The hypocrisy of the black lives matter campaign is case and point. An entire nation — indeed, the entire developed world — finds itself continually shocked with the violence people of colour are subject to at the hands of domestic authority. This is a narrative which almost entirely neglects the heinous acts, both historical and present, that enable Western power; acts which continuously and mercilessly sow suffering that disproportionately affects people of colour around the globe. The United States backed intervention in Yemen — just one instance of neoliberal empire — has led to catastrophic famine. What good can police reform do when the blood of 85,000 children is on your hands?

One of the first lessons in political theory is the uncomfortable truth of conflict. Your pleasure is bought with blood. The art of politics is and has always been about exercising power. With power comes violence. Liberalism is the first ever attempt at building a functioning political system that denies this — or at least tries to hide its ugliness from their citizens. It can disguise a game of power within its contradictions. It fixates on an ideal of infinite progress, bringing with it a slate of childish bickering and moral infighting. The appeal of the social contract is that it absolves the question of atrocity with smaller, insular ones.

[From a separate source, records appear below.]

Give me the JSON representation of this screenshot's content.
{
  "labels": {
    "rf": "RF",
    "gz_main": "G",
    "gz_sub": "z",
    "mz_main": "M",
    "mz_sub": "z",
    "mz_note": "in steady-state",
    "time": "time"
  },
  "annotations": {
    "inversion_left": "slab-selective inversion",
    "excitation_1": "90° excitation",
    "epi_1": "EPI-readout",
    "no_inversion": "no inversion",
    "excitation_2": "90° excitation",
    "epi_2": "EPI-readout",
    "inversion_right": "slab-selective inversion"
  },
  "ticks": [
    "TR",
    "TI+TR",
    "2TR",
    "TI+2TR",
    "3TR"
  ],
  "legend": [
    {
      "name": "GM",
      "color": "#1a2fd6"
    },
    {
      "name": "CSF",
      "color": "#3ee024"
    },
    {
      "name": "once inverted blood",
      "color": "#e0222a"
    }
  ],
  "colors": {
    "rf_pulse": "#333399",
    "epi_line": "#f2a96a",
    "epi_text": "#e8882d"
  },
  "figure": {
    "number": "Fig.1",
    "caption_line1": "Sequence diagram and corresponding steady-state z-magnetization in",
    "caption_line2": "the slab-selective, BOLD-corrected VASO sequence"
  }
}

Citizens of the American-led ‘free world’ thus find themselves living neurotic double-lives. On one hand, they are living in some of the most progressive and morally righteous nations in all of history, but on the other hand, their prosperity continues to be enabled through the senseless brutalism with which it treats the abject other. Westerners do not want to think about the other. They cannot comprehend the fact that their way of life is inflicting pain on someone somewhere for no good reason at all — except, maybe, because they want the new iphone. What makes liberalism compelling for so many people is that they do not have to think about these things. So long as liberalism continues the march of endless progress, these citizens will never confront the uncomfortable reality of their own regimes. Because if there is always progress, then these regimes will inevitably refashion the world into something new and good — we just need to give them the time to get there.

Things are getting better, obviously. They always have, and always will.